Coco, thanks for taking my post so courteously :)

I do really sympathise - but I do think (sorry!) your child is a bigger 'problem' here than you may think. I have put problem in inverted commas as I think it's not a problem so much as misunderstandings - but grabbing someone's hand and not letting go must be grabbing and squeezing with a fair amount of force. Sitting on somebody also is very aggressive and really invading space.

In reception, we had a similar (in some ways) issue insofar as my son was getting upset over unwanted physical contact from another lad - that was easily dealt with as the other boy wasn't malicious, just over enthusiastic like a big puppy!

Have you had a chat with the other boys mum?

However, I really do think your own sons behaviour cannot be shrugged off here. You have acknowledged it I know but it's in the context of 'it's not as bad as X' - in a sense it doesn't need to be.

betweenmarchandmay · 31/01/2015 12:27

But coco that IS because of his behaviour. Would I want my children to play with a boy who grabbed their hands so hard they couldn't let go? I really wouldn't; I'm sorry!

Skatingfastonthinice · 31/01/2015 12:28

That's where the school could be helping him, teaching him how to interact appropriately, setting up situations that he can be a part of with adult support until he can manage his behaviour himself. Working with him to teach him social skills.
Yes, if parents think that your son is aggressive and difficult, he is unlikely to be invited anywhere, or go to parties. My son is on the spectrum, and he had very few playdate invitations the entire length of primary school.

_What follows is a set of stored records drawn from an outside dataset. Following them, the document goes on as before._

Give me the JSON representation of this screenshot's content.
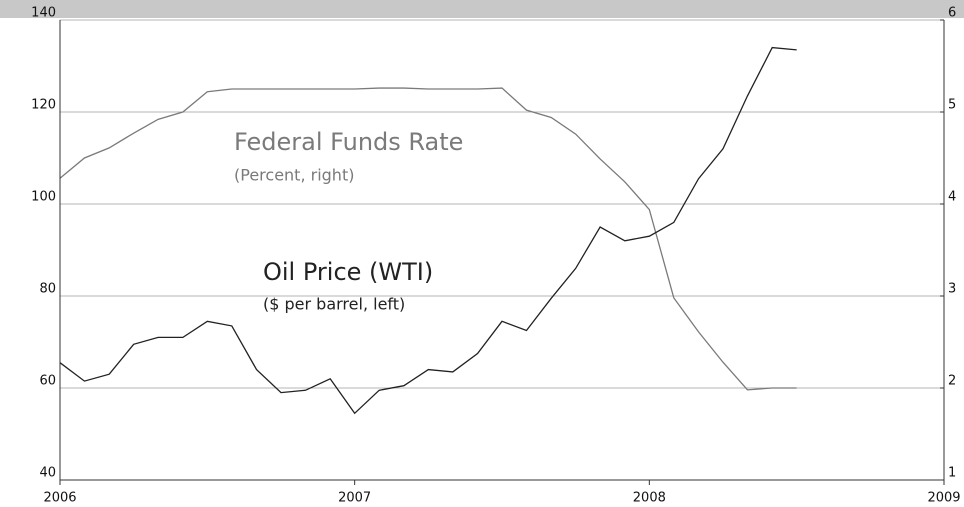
{
  "chart_data": {
    "type": "line",
    "annotations": [
      {
        "text": "Federal Funds Rate",
        "subtext": "(Percent, right)"
      },
      {
        "text": "Oil Price (WTI)",
        "subtext": "($ per barrel, left)"
      }
    ],
    "x": [
      2006,
      2006.083,
      2006.167,
      2006.25,
      2006.333,
      2006.417,
      2006.5,
      2006.583,
      2006.667,
      2006.75,
      2006.833,
      2006.917,
      2007,
      2007.083,
      2007.167,
      2007.25,
      2007.333,
      2007.417,
      2007.5,
      2007.583,
      2007.667,
      2007.75,
      2007.833,
      2007.917,
      2008,
      2008.083,
      2008.167,
      2008.25,
      2008.333,
      2008.417,
      2008.5
    ],
    "series": [
      {
        "axis": "y2",
        "color": "#7a7a7a",
        "values": [
          4.28,
          4.5,
          4.61,
          4.77,
          4.92,
          5.0,
          5.22,
          5.25,
          5.25,
          5.25,
          5.25,
          5.25,
          5.25,
          5.26,
          5.26,
          5.25,
          5.25,
          5.25,
          5.26,
          5.02,
          4.94,
          4.76,
          4.49,
          4.24,
          3.94,
          2.98,
          2.61,
          2.28,
          1.98,
          2.0,
          2.0
        ]
      },
      {
        "axis": "y",
        "color": "#222222",
        "values": [
          65.5,
          61.5,
          63,
          69.5,
          71,
          71,
          74.5,
          73.5,
          64,
          59,
          59.5,
          62,
          54.5,
          59.5,
          60.5,
          64,
          63.5,
          67.5,
          74.5,
          72.5,
          79.5,
          86,
          95,
          92,
          93,
          96,
          105.5,
          112,
          123.5,
          134,
          133.5
        ]
      }
    ],
    "xlim": [
      2006,
      2009
    ],
    "xticks": [
      2006,
      2007,
      2008,
      2009
    ],
    "ylim": [
      40,
      140
    ],
    "yticks": [
      40,
      60,
      80,
      100,
      120,
      140
    ],
    "y2lim": [
      1,
      6
    ],
    "y2ticks": [
      1,
      2,
      3,
      4,
      5,
      6
    ],
    "grid": true
  }
}
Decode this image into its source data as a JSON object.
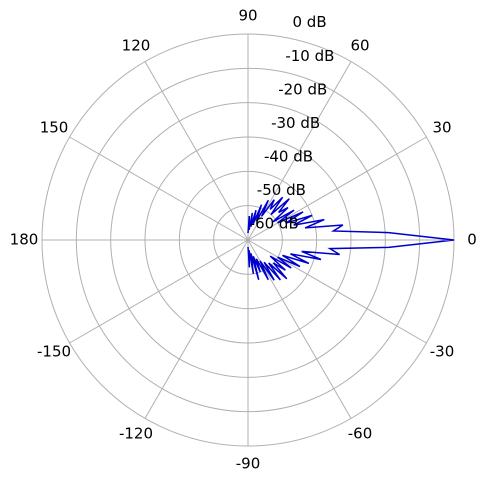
{
  "chart_data": {
    "type": "polar",
    "rlim": [
      -60,
      0
    ],
    "rticks": [
      {
        "value": 0,
        "label": "0 dB"
      },
      {
        "value": -10,
        "label": "-10 dB"
      },
      {
        "value": -20,
        "label": "-20 dB"
      },
      {
        "value": -30,
        "label": "-30 dB"
      },
      {
        "value": -40,
        "label": "-40 dB"
      },
      {
        "value": -50,
        "label": "-50 dB"
      },
      {
        "value": -60,
        "label": "-60 dB"
      }
    ],
    "thetaticks": [
      0,
      30,
      60,
      90,
      120,
      150,
      180,
      -150,
      -120,
      -90,
      -60,
      -30
    ],
    "grid": true,
    "series": [
      {
        "color": "#0000cc",
        "theta": [
          -90,
          -87,
          -84,
          -81,
          -78,
          -75,
          -72,
          -69,
          -66,
          -63,
          -60,
          -57,
          -54,
          -51,
          -48,
          -45,
          -42,
          -39,
          -36,
          -33,
          -30,
          -27,
          -24,
          -21,
          -18,
          -15,
          -12,
          -9,
          -6,
          -3,
          0,
          3,
          6,
          9,
          12,
          15,
          18,
          21,
          24,
          27,
          30,
          33,
          36,
          39,
          42,
          45,
          48,
          51,
          54,
          57,
          60,
          63,
          66,
          69,
          72,
          75,
          78,
          81,
          84,
          87,
          90
        ],
        "values": [
          -58,
          -52,
          -57,
          -50,
          -56,
          -48,
          -55,
          -50,
          -54,
          -47,
          -53,
          -46,
          -52,
          -45,
          -51,
          -44,
          -50,
          -46,
          -52,
          -45,
          -50,
          -43,
          -49,
          -41,
          -47,
          -38,
          -44,
          -33,
          -36,
          -19,
          0,
          -19,
          -35,
          -32,
          -43,
          -37,
          -46,
          -40,
          -48,
          -42,
          -50,
          -44,
          -51,
          -45,
          -48,
          -43,
          -50,
          -44,
          -49,
          -46,
          -52,
          -47,
          -54,
          -49,
          -55,
          -51,
          -56,
          -52,
          -57,
          -53,
          -58
        ]
      }
    ]
  }
}
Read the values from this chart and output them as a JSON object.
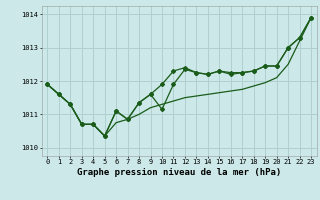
{
  "title": "Graphe pression niveau de la mer (hPa)",
  "bg_color": "#cce8e8",
  "grid_color": "#b0d0d0",
  "line_color": "#1a5c1a",
  "series1_y": [
    1011.9,
    1011.6,
    1011.3,
    1010.7,
    1010.7,
    1010.35,
    1010.75,
    1010.85,
    1011.0,
    1011.2,
    1011.3,
    1011.4,
    1011.5,
    1011.55,
    1011.6,
    1011.65,
    1011.7,
    1011.75,
    1011.85,
    1011.95,
    1012.1,
    1012.5,
    1013.2,
    1013.9
  ],
  "series2_y": [
    1011.9,
    1011.6,
    1011.3,
    1010.7,
    1010.7,
    1010.35,
    1011.1,
    1010.85,
    1011.35,
    1011.6,
    1011.15,
    1011.9,
    1012.35,
    1012.25,
    1012.2,
    1012.3,
    1012.2,
    1012.25,
    1012.3,
    1012.45,
    1012.45,
    1013.0,
    1013.3,
    1013.9
  ],
  "series3_y": [
    1011.9,
    1011.6,
    1011.3,
    1010.7,
    1010.7,
    1010.35,
    1011.1,
    1010.85,
    1011.35,
    1011.6,
    1011.9,
    1012.3,
    1012.4,
    1012.25,
    1012.2,
    1012.3,
    1012.25,
    1012.25,
    1012.3,
    1012.45,
    1012.45,
    1013.0,
    1013.3,
    1013.9
  ],
  "ylim": [
    1009.75,
    1014.25
  ],
  "yticks": [
    1010,
    1011,
    1012,
    1013,
    1014
  ],
  "xticks": [
    0,
    1,
    2,
    3,
    4,
    5,
    6,
    7,
    8,
    9,
    10,
    11,
    12,
    13,
    14,
    15,
    16,
    17,
    18,
    19,
    20,
    21,
    22,
    23
  ],
  "marker": "D",
  "markersize": 2.0,
  "linewidth": 0.9,
  "title_fontsize": 6.5,
  "tick_fontsize": 5.0
}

Cocobop · 31/01/2015 12:31

I think because I know it's not malicious either. My son does get excited and plays physically but he doesn't try to hurt other children. In all the instances of him being physical in class, he hasn't hurt anyone just annoyed them. These are the teachers words. Agree he shouldn't be invading space. We are talking to him about it now, and I reiterate the golden rules with him every day. I'm not sure what else we can do. Do you have some suggestions?